Author:Robert Sims Reid
Language: eng
Format: epub
Publisher: Argo-Navis


It was nearly midnight when I said goodnight to Sarah on her porch, feeling like a kid heading home from his first date. Sooner or later, I knew, guilt would hunt me down, leave me sliced up and bleeding. But for now, it was a lovely evening, warm and clear, with a thick mat of stars spread out above the silent trees. I had left my car at the hotel, and on the walk back I decided to make another swing down by the river. Rivers aren’t an antidote to guilt, but sometimes they can soften the blow. When I got to the boat ramp, a pair of headlights swung in behind me. A moment later, the sheriff’s cruiser went by and cut me off. Otis Wiesel got out.

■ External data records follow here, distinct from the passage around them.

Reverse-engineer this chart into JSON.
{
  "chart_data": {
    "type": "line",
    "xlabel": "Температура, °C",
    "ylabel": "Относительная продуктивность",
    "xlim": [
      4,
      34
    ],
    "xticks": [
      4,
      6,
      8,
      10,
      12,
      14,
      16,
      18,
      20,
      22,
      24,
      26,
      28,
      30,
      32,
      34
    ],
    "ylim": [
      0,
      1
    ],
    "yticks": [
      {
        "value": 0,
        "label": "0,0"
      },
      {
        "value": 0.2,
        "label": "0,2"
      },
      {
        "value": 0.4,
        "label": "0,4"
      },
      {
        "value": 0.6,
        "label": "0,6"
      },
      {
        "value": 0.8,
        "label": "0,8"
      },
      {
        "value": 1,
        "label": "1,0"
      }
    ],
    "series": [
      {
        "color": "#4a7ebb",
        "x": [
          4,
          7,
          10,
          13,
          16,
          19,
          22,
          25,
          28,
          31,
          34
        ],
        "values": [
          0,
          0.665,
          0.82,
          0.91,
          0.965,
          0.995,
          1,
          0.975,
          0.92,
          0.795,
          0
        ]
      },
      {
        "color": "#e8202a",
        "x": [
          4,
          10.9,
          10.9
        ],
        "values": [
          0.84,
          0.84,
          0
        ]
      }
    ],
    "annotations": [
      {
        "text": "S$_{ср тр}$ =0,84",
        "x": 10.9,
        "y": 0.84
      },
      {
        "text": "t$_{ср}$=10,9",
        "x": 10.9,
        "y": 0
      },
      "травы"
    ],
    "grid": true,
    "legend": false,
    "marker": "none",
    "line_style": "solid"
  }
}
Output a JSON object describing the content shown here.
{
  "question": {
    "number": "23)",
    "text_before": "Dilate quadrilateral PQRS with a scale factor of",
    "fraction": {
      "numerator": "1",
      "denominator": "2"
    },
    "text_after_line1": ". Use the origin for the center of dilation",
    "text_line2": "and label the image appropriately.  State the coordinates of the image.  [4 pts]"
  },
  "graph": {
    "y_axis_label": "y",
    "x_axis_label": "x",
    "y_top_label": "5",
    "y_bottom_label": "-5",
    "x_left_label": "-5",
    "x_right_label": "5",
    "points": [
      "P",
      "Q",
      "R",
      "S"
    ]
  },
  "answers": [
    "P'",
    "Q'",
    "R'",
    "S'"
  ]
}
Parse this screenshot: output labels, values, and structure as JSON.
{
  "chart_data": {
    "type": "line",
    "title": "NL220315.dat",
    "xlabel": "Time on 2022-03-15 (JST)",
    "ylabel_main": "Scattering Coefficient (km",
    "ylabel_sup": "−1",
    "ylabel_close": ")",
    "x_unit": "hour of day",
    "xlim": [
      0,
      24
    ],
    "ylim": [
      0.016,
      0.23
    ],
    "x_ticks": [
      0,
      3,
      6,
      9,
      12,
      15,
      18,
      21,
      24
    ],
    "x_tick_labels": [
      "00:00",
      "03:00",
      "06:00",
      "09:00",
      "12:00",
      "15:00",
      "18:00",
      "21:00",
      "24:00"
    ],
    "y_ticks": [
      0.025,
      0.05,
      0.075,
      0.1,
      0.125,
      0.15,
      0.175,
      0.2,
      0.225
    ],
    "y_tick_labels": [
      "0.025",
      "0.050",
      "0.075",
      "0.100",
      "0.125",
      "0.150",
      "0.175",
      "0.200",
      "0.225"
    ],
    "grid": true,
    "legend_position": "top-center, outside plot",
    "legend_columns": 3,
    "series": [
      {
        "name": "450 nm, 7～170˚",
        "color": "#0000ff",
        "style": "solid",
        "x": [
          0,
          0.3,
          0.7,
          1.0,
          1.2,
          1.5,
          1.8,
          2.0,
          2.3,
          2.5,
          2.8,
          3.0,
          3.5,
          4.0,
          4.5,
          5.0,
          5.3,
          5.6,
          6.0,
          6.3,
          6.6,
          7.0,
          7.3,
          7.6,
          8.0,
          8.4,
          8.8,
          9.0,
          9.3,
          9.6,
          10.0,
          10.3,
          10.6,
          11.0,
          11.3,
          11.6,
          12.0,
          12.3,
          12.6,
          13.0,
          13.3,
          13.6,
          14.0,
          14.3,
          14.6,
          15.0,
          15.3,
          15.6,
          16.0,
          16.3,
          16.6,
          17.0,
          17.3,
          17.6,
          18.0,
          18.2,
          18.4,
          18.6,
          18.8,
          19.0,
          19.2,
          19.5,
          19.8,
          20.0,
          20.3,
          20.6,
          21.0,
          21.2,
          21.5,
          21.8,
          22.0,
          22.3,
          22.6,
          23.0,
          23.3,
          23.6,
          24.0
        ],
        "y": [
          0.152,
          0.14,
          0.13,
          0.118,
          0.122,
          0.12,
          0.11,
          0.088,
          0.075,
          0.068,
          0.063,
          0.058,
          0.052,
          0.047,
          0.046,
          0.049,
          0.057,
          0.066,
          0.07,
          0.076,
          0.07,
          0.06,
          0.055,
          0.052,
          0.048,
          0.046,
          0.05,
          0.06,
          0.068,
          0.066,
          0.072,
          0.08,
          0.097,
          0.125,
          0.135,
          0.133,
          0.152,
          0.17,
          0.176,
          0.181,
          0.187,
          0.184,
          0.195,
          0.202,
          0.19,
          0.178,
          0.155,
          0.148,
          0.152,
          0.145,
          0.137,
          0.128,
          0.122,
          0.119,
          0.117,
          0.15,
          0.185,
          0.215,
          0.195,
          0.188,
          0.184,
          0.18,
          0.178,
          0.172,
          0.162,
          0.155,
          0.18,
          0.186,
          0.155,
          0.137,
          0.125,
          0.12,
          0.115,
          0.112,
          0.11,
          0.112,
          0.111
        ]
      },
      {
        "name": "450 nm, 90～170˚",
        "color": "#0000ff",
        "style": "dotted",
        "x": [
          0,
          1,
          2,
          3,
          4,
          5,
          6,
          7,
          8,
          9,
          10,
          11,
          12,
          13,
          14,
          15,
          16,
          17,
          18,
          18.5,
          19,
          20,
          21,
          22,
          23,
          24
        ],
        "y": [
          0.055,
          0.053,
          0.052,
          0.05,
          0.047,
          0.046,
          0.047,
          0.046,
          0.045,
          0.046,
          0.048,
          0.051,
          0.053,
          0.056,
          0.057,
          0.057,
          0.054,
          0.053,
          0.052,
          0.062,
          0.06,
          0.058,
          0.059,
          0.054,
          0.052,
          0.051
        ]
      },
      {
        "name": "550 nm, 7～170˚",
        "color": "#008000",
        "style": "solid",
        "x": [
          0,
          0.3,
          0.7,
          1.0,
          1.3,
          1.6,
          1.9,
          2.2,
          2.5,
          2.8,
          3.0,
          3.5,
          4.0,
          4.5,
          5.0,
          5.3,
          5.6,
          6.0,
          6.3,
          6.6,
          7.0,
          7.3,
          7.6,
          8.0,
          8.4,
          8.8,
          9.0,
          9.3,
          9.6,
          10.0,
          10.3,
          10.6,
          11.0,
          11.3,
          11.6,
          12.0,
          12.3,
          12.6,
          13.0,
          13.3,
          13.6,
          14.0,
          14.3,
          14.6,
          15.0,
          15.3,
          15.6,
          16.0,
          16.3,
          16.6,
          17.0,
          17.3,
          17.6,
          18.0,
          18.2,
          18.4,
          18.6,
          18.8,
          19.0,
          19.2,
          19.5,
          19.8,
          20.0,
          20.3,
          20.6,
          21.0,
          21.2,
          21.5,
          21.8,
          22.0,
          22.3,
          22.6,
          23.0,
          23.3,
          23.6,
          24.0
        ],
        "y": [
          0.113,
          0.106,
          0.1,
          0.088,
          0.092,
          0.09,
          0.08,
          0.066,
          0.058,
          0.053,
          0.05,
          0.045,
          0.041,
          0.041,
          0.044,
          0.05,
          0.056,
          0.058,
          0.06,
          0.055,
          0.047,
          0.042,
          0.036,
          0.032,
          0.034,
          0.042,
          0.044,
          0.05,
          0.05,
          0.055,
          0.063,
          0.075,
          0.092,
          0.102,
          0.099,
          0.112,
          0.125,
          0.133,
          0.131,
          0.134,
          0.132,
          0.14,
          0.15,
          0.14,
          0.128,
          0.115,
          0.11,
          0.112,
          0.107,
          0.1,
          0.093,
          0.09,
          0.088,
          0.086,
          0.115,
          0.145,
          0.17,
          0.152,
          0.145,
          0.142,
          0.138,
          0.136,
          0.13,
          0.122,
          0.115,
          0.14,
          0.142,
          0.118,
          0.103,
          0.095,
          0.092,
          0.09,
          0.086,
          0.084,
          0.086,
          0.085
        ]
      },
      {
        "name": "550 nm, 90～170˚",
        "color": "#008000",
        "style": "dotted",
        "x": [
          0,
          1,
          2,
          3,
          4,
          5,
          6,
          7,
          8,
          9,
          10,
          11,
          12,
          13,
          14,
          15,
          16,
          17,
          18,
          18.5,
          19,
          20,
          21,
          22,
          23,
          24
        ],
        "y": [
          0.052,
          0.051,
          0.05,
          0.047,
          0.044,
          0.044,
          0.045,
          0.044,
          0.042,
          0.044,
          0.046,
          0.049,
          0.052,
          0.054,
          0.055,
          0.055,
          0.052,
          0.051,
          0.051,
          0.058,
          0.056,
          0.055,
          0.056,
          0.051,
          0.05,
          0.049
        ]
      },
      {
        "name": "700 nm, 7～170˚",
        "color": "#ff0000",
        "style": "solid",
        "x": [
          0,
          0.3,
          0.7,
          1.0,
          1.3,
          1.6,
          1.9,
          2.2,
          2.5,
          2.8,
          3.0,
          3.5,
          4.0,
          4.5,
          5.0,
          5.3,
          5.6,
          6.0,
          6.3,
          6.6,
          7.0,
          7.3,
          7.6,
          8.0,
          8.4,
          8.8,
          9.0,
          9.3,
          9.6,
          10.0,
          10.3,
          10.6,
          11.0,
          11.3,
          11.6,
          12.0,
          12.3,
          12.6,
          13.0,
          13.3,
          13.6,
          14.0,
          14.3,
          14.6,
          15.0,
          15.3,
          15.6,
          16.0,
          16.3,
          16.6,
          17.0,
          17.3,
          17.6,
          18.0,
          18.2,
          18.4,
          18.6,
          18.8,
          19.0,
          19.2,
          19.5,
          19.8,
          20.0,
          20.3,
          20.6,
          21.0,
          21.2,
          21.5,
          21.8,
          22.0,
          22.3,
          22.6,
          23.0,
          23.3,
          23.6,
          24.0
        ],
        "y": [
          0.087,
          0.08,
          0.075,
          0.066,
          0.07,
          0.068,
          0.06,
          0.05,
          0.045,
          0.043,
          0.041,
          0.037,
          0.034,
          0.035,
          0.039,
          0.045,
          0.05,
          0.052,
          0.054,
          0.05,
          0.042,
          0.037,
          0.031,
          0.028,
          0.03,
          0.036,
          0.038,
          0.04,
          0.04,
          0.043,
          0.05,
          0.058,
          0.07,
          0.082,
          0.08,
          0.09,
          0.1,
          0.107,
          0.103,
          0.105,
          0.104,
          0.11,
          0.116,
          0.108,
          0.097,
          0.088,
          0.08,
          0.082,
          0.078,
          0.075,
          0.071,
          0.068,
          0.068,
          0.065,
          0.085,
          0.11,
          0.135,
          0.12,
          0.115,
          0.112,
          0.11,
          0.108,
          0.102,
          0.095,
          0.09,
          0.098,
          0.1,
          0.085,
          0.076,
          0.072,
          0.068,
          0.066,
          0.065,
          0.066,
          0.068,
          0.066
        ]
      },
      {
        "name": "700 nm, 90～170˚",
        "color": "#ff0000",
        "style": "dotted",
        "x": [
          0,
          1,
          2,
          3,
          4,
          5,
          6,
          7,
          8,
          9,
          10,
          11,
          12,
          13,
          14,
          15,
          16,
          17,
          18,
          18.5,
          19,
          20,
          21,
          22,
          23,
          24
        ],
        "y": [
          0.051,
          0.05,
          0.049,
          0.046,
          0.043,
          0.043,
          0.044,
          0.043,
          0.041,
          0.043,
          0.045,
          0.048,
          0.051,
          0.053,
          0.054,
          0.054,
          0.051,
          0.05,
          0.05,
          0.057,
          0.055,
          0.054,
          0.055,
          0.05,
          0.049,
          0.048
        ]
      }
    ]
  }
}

“Hey, pardner,” he said. His nasal whine sounded like that of a tomcat perched on a garbage can at midnight.

“Don’t shoot!” I threw up my hands. It had been too long a day, and was now too nice a night to get rousted.

“Shoot?” Wiesel pushed his cap back on his head. “Naw, hell no, I ain’t gonna shoot. That bidness last night, that was just work, that’s all.”

“And tonight?”

Wiesel tilted his head back and scratched his Adam’s apple, then looked back at me and grinned. “This here’s bidness, too. I got me some theories on that doctor’s murder. Thought you might be interested.”

“Maybe tomorrow.”

“Whyn’t you get in the car.”

“I got someplace I have to go.”

“I’ll give you a ride.”

“I’d rather walk.”

“No you wouldn’t.” Otis flexed his scrawny shoulders and shook out his hands. “Wouldja?”

This was a man who could hurt himself just trying to look menacing. For his own protection, I gave up and got in the car.

“You must’ve worked on a lot of these things,” Wiesel said as we got underway. “Murders, I mean.”

“Enough to last me,” I said. There were perhaps half a dozen radios stacked one atop another from the drivetrain hump to nearly level with the dash, enough radios to conduct a small war.

“That thing the other night,” Otis said, “you shouldn’t take that personal. Hell, you know how hard I gotta hunt to find somebody to bust in this here burg?” He tugged at the end of his mustache, then looked over at me and winked. “Bustin’ people, you know, it gets in a lawman’s blood. You get a little barn sour, you don’t bust somebody once in a while.”

I nodded wisely. “A man’s gotta do what a man’s gotta do.” At this rate, we’d be peeing on light poles before the night was over.

As we cruised through the dark streets, Otis Wiesel began to ramble on about, as he had called them, his theories. First there was the escaped mental patient theory. Because who else but a crazy man would kill somebody like that? In the middle of nowhere and for no reason. Then there was the drug deal gone bad theory, in case there was a reason. Because, you see, everybody knew Doc Heyman had lots more money than he ever could have earned pushing pills.